Diakaria Koulibaly, ministre des Hydrocarbures

Le ministre guinéen des hydrocarbures a animé une conférence de presse ce vendredi, 17 janvier 2020, dans un réceptif hôtelier à Conakry. Diakaria Koulibaly a articulé sa communication autour des principales missions assignées à son département et la présentation du secteur pétrolier dans son évolution en Guinée. Il a aussi fait l’état des lieux secteur pétrolier en 2010 dans le pays, énuméré des actions menées et les principaux résultats atteints et évoqué les perspectives de son département pour les prochaines années, rapporte un journaliste de Guineematin.com qui était à cette rencontre avec les professionnels de média.

Dans exposé, le ministre des hydrocarbures a laissé entendre qu’avant l’indépendance, l’approvisionnement du marché guinéen était assuré par les firmes internationales (SHELL, MOBIL, TOTAL). « A l’époque, le prix du carburant n’était ni administré, ni homologué.

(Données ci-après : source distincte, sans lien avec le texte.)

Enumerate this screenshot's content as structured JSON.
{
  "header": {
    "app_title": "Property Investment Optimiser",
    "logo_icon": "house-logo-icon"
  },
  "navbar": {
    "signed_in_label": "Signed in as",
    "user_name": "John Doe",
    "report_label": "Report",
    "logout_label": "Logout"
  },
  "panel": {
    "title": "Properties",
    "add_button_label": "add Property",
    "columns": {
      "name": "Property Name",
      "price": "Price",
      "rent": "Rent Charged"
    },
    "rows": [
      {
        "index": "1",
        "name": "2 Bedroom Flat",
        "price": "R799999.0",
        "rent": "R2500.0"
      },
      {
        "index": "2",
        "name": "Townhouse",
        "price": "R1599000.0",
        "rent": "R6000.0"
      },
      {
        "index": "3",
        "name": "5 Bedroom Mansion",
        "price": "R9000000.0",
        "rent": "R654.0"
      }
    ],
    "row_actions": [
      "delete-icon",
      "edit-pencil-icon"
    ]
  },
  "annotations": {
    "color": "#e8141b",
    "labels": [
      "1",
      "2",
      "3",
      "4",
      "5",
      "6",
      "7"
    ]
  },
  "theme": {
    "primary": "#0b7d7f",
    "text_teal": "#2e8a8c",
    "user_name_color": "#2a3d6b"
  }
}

Chacune des sociétés fixant son prix dans un esprit concurrentiel », a dit Diakaria Koulibaly, tout en précisant que le premier puits pétrolier guinéen a été foré en 1977 par le partenaire BUTTES (une compagnie américaine).

Pour le ministre des hydrocarbures, à l’avènement de la 3ème République (intervenu en fin 2010), le secteur pétrolier guinéen était confronté à l’instabilité de l’approvisionnement du pays en carburant (avec ses désagréments pour les consommateurs qui achetaient par endroit le litre du carburant au double voir au triple du prix officiel à la pompe) ; le besoin d’optimisation de la structure des prix de produits pétroliers ; la faible capacité de stockage de produits pétroliers ; le vieillissement du parc automobile de transport des hydrocarbures couplé du besoin de renforcement des dispositifs sécuritaires ; le prix de vente du gaz butane élevé et hors portée du revenu des ménages ; le retard dans les activités de recherche pétrolière ; l’absence d’un programme efficace de formation visant à renforcer les capacités opérationnelles du personnel administratif du secteur pétrolier ; l’inadaptation du code pétrolier de 1986 au contexte évolutif de l’industrie pétrolière ; la faible couverture du bassin géologique guinéen en données sismiques…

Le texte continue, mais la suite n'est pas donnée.